Limitations & Future Work

  • The number of episodes \(E\) currently requires manual setting; adaptive determination is a target for improvement.
  • Incremental updates for compressed caches when episodic budgets are exceeded have not yet been implemented.
  • Validation is limited to dialogue and document QA; complex long-term memory scenarios (e.g., preference tracking, knowledge forgetting) remain untested.
  • Dependence on an external lightweight encoder (Qwen3-Emb-0.6B) requires further cross-domain generalization testing.

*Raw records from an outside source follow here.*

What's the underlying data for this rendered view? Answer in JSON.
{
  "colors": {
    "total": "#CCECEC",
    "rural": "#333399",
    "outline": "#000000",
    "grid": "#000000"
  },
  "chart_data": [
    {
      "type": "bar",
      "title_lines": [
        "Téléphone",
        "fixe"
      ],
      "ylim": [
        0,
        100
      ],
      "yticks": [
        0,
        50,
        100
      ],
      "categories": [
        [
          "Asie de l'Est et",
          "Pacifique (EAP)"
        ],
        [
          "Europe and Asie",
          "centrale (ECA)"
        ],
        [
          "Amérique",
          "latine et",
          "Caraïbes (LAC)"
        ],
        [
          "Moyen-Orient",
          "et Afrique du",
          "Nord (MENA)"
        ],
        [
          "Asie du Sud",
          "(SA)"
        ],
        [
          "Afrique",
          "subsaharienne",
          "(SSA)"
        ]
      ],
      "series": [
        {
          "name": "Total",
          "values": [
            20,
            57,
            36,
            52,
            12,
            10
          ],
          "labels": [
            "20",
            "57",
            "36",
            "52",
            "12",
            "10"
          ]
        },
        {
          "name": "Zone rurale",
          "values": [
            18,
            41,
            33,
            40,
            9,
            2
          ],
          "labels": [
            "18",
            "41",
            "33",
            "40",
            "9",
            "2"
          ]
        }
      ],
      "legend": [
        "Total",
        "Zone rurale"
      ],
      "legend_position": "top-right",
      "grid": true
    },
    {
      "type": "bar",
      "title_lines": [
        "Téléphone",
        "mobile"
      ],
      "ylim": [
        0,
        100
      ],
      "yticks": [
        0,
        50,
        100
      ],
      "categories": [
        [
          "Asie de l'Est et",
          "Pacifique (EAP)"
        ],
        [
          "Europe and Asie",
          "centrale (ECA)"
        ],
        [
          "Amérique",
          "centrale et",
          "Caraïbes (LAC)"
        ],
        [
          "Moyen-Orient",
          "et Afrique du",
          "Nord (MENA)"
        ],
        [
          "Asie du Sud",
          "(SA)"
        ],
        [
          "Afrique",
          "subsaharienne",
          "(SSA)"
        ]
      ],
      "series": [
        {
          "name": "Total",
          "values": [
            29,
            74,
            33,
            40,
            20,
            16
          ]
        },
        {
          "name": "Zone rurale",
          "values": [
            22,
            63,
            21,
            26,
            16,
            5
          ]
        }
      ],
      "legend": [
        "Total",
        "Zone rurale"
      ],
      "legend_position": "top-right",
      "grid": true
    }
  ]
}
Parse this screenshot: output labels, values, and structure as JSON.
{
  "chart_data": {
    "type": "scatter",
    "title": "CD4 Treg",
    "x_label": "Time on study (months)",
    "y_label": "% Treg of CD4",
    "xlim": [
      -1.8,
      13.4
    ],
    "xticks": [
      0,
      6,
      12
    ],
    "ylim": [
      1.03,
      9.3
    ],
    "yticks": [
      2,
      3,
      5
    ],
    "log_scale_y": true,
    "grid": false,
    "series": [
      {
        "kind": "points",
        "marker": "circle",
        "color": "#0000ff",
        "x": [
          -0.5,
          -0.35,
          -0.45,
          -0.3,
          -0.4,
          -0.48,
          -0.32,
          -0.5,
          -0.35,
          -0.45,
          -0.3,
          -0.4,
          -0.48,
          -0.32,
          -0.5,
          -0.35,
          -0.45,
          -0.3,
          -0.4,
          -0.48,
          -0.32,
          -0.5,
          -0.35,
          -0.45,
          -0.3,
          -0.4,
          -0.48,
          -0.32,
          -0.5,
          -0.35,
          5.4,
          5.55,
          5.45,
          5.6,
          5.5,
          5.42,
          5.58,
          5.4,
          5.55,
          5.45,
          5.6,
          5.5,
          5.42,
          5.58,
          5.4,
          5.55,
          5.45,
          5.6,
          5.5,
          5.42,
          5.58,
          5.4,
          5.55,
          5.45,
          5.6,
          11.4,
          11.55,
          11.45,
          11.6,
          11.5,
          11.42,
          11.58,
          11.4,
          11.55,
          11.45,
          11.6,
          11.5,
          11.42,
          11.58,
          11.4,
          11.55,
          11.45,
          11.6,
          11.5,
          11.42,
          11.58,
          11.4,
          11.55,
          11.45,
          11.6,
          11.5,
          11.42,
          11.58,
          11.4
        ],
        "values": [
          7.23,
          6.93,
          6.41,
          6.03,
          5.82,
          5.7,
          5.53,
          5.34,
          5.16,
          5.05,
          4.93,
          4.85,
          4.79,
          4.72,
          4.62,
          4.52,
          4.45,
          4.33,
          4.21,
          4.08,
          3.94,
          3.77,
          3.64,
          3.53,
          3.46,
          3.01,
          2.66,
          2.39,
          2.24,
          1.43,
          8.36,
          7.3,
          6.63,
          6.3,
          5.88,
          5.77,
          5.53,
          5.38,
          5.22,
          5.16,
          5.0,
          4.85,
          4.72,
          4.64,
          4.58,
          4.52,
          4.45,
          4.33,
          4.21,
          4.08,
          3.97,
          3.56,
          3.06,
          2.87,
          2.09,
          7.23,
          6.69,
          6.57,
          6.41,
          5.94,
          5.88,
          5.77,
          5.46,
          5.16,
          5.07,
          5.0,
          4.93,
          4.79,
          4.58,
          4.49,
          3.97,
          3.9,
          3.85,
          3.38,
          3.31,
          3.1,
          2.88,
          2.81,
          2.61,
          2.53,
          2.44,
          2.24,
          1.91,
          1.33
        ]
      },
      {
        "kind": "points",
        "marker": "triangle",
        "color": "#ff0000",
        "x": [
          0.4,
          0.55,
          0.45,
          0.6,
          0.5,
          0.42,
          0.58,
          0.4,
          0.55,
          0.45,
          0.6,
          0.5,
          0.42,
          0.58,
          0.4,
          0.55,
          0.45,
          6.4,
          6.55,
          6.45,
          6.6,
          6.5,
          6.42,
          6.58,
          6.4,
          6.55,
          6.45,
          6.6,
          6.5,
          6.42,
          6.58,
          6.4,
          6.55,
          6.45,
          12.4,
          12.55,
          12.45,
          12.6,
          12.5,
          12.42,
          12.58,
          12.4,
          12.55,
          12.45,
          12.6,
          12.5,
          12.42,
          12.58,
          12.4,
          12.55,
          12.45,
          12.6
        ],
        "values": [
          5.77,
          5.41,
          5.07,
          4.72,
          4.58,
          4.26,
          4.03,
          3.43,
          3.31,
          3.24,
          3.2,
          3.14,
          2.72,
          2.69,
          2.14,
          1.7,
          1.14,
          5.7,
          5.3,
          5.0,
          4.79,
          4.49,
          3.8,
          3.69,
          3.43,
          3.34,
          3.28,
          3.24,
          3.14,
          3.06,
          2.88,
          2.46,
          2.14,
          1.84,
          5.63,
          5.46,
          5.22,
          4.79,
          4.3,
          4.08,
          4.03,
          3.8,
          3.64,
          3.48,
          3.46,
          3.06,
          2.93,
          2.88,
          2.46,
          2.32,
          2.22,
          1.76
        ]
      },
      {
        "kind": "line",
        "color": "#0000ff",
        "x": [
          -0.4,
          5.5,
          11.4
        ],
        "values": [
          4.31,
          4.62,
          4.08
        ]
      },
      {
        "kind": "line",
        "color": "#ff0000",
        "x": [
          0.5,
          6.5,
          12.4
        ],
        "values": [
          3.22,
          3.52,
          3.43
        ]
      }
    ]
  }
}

This work intersects with KV cache compression (H2O, SnapKV, KVzip), retrieval-based dialogue memory (MemoryBank, SeCom), and cache retrieval methods (Quest, ClusterKV, IceCache). The core insight is that KV cache compression should be topic-aware rather than strictly query-agnostic or query-dependent—organizing by topic and retrieving relevant caches balances universality and relevance. This approach can be extended to multimodal long-context scenarios.